History

Anaesthesia was first used in an operation at Westminster Hospital on 11th January 1847. This was by a dentist called Mr Robinson of Gower Street for the removal of venereal warts performed by Hale Thomson. The real introduction of anaesthesia at Westminster Hospital was by Mr J Chitty Clendon, the first dentist appointed to the Hospital. Not always successful, his most famous failure was with the Hospital porter, who failed to fall asleep after half an hour of inhaling ether.

The person who advanced the understanding of ether was a medical student at the Hospital called John Snow, who also devised a simple draw-over vapouriser as a means of controlling concentration. Although he gave anaesthetics at Westminster, he was never on the staff.

Joseph Clover was the first chloroformist to appear on staff at the Hospital but the first officially appointed anaesthetist may have been Mr Bourns in 1889. He was followed by CEA Macleod, 1896; VB Orr; CHM Hughes; EW Gandy; DA Blunt (but for only three months); Kaye Davidson; and H Pinto-Leite in 1920.

It was in 1924 that Sir Ivan Whiteside Magill was appointed. Sir Ivan was born in 1888 in Northern Ireland and graduated in medicine at Queen’s University in Belfast in 1913. He worked at Sidcup with the famous plastic surgeon, Sir Harold Gillies. He was also on staff at the Dreadnought Seamen’s Hospital in Greenwich and the Hospital for Consumption and Diseases of the Chest, now better known as the Royal Brompton Hospital.

During this period the ‘wide bore’ endotracheal tube was devised, that as Gillies suggested was “a means of letting the gas out without anaesthetising me”, and also the Magill attachment and forceps. With Robert Machray at the Brompton they developed the wherewithal for chest anaesthesia, including everything from high-spinal anaesthesia to bronchial blockers and the accurate placement of bronchial tubes by direct vision using bronchoscopy. Promoted to Knight’s Commander of the Royal Victorian Order in 1960, he died in 1986, his 99th year.

Other prominent names include Michael Nosworthy (1933-1974), who developed controlled ventilation with cyclopropane and RJB Broad, who like Magill was an expert proponent of blind nasal intubation. GSW Organe, who had been involved in the introduction of curare and decamethonium, became the first Westminster Professor of Anaesthesia in 1966. He was also President of the Association and a founder of the World Federation of Societies of Anaesthesiologists. He was knighted in 1968.

JB Wyman was the first Hunterian Anaesthetic Professor and later Dean of Westminster Medical School. He was an unsung pioneer in obstetric epidural work. Cyril Scurr introduced succinylcholine and was involved in the development of other relaxants. He also had interests in respiratory physiology and profound hypothermia. He was Dean of the Faculty of Anaesthetists between 1972 and 1974. Julian Leigh, Len Hargrove, Peter Barnes and Vivien Thomas were all important contributors to the department.

Cyril Conway was the second Professor, 1974, and was renowned for his work on breathing systems.

In 1990 Stanley Feldman was appointed as the third Magill Professor, consolidating the academic department in the new Hospital of Chelsea and Westminster, now under the aegis of Imperial College Medical School.
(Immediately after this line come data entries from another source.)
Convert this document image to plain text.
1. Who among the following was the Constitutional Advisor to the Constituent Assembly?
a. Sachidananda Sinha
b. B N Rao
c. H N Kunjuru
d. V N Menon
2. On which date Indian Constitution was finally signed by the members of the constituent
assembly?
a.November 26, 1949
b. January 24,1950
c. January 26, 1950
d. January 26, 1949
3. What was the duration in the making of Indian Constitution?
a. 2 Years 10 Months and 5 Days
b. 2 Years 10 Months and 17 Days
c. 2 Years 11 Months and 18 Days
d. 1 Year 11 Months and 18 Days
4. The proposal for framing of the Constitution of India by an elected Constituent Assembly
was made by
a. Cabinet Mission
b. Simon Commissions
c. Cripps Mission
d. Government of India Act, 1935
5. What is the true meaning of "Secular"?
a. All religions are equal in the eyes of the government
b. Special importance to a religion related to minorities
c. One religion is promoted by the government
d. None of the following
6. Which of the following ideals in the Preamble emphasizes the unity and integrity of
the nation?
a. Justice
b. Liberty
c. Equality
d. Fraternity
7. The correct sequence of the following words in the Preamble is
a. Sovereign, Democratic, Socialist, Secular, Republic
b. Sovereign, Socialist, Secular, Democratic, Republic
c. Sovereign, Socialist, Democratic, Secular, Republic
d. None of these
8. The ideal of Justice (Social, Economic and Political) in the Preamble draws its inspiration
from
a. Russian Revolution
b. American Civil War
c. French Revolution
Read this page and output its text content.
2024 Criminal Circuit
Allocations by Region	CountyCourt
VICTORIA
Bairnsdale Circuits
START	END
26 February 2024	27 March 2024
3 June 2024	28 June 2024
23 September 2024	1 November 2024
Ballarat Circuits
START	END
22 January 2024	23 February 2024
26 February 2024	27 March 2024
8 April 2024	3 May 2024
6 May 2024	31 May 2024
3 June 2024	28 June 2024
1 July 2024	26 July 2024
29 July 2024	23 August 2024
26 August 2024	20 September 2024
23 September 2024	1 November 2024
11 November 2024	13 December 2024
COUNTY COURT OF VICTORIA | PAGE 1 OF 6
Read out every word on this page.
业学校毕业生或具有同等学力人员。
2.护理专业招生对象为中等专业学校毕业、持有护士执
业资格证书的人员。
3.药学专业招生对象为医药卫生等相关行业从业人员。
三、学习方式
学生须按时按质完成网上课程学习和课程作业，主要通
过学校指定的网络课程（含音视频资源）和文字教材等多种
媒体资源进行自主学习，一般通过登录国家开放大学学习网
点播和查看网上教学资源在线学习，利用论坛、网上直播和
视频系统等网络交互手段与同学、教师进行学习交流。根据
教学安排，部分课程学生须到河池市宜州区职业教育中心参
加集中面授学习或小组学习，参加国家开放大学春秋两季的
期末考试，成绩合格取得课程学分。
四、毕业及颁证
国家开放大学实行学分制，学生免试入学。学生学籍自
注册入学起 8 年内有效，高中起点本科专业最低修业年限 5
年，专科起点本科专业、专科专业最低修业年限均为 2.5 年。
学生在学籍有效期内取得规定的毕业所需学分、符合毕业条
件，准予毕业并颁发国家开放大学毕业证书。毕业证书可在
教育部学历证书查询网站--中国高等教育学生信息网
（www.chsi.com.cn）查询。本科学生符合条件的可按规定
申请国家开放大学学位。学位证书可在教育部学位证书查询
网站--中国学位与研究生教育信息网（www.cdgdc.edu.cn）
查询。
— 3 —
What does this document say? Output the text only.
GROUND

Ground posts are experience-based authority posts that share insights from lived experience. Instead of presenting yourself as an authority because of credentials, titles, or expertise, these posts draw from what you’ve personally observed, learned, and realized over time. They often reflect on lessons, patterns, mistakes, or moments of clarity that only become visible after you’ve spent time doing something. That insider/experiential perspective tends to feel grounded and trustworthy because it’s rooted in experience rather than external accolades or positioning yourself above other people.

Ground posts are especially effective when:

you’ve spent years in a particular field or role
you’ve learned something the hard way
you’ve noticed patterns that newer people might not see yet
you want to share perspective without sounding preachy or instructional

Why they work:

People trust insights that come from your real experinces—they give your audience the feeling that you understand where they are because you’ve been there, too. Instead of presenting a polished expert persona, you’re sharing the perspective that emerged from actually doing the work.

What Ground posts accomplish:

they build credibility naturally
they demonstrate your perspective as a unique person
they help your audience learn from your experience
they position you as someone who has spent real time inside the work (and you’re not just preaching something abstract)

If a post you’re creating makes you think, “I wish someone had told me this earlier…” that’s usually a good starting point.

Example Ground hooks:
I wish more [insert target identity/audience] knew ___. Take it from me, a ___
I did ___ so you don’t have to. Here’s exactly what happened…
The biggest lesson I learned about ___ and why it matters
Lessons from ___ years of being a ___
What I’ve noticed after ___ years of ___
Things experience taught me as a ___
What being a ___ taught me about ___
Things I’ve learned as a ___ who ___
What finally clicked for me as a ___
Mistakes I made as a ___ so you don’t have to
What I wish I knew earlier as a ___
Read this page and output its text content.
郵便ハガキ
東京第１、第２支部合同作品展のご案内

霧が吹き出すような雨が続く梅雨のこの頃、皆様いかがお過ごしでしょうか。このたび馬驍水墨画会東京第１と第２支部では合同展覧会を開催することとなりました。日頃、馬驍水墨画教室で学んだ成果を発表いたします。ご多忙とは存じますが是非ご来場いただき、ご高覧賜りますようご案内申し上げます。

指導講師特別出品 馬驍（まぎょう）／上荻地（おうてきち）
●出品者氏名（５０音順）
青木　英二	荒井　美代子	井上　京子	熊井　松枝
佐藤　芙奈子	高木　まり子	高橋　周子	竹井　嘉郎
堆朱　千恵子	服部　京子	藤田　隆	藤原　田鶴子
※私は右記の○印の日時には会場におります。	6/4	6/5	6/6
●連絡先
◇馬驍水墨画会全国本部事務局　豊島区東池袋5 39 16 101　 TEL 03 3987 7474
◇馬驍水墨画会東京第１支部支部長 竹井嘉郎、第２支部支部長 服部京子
In the same year, in conjunction with Portex, Smiths Industries, the Magill Symposium was launched as an opportunity to bring academia and clinical practice together. It was at this time that the idea of inviting an outstanding anaesthetist or intensivist to give the Magill lecture was introduced. This tradition has continued until this day.

In 2000, Mervyn Maze became the fourth Magill Professor, during his era there was significant expansion of the basic science base, with a particular interest in the mechanism of action of anaesthetics. He returned to the United States in 2009 to take up a professorial chair in San Francisco.

Professor Masao Takata was appointed as the fifth Magill Professor in 2010. His interests lie in the perioperative period and in lung injury.

Despite the changing times and mixed fortunes of anaesthesia around the UK, the Magill Department is a leading example of what can be achieved when basic science and clinical practice are combined.